Thanks for your response. So do you think the further testing that you recommended could be done by my friend (who is an airplane engine mechanic) who did the compression test for me today (and installed new spark plugs), without having to remove the engine or put the car up onto a lift (which he doesn't have)? Would there be any risk of doing further damage to the engine by doing these tests or should I take it to an engine specialist or the Subaru Dealer (mega-bucks that I don't have) to do these other tests that you have suggested (before they remove the engine)? I really don't have $1,000 right now to spend on repairs, so I sure hope it will turn out to be a less serious problem than what the possible scenarios you described might cost me... do you think that some shops might take installment payments for really expensive repairs like this?

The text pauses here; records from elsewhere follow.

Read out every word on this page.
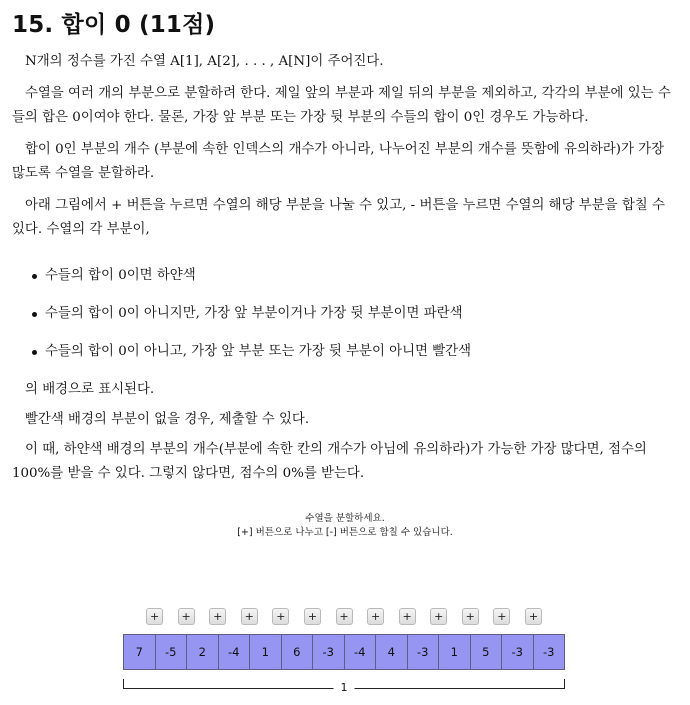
15. 합이 0 (11점)

N개의 정수를 가진 수열 A[1], A[2], . . . , A[N]이 주어진다.

수열을 여러 개의 부분으로 분할하려 한다. 제일 앞의 부분과 제일 뒤의 부분을 제외하고, 각각의 부분에 있는 수들의 합은 0이여야 한다. 물론, 가장 앞 부분 또는 가장 뒷 부분의 수들의 합이 0인 경우도 가능하다.

합이 0인 부분의 개수 (부분에 속한 인덱스의 개수가 아니라, 나누어진 부분의 개수를 뜻함에 유의하라)가 가장 많도록 수열을 분할하라.

아래 그림에서 + 버튼을 누르면 수열의 해당 부분을 나눌 수 있고, - 버튼을 누르면 수열의 해당 부분을 합칠 수 있다. 수열의 각 부분이,

수들의 합이 0이면 하얀색
수들의 합이 0이 아니지만, 가장 앞 부분이거나 가장 뒷 부분이면 파란색
수들의 합이 0이 아니고, 가장 앞 부분 또는 가장 뒷 부분이 아니면 빨간색

의 배경으로 표시된다.

빨간색 배경의 부분이 없을 경우, 제출할 수 있다.

이 때, 하얀색 배경의 부분의 개수(부분에 속한 칸의 개수가 아님에 유의하라)가 가능한 가장 많다면, 점수의 100%를 받을 수 있다. 그렇지 않다면, 점수의 0%를 받는다.

수열을 분할하세요.
[+] 버튼으로 나누고 [-] 버튼으로 합칠 수 있습니다.
+	+	+	+	+	+	+	+	+	+	+	+	+
7	-5	2	-4	1	6	-3	-4	4	-3	1	5	-3	-3
1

It's important to check whether a valve adjustment will improve the compression and then if necessary determine whether it's a piston ring or a valve problem. I'm sure your friend could do the additional cylinder "leak down" tests, and it will not hurt the engine. It will require an air compressor or portable air tank, and an adapter fitting to fit the air hose to the spark-plug hole.

If it's a valve or head gasket problem, the removal of the cylinder head work can be done with the engine in the vehicle. If only the bad side head is done, and the corresponding piston/ring is ok, then expenses could be considerably less than the $1000 I quoted, perhaps half of that. It's hard to tell the full damage without removing the cylinder head and looking at the piston and cylinder walls.(although they do make mini-cameras just for this purpose, not many mechanics will have one....)

I doubt shops will take instalment payments for the work done...unless they keep your vehicle until the work is paid in full. Perhaps you can talk your friend into becoming a Subaru apprentice by working on your car??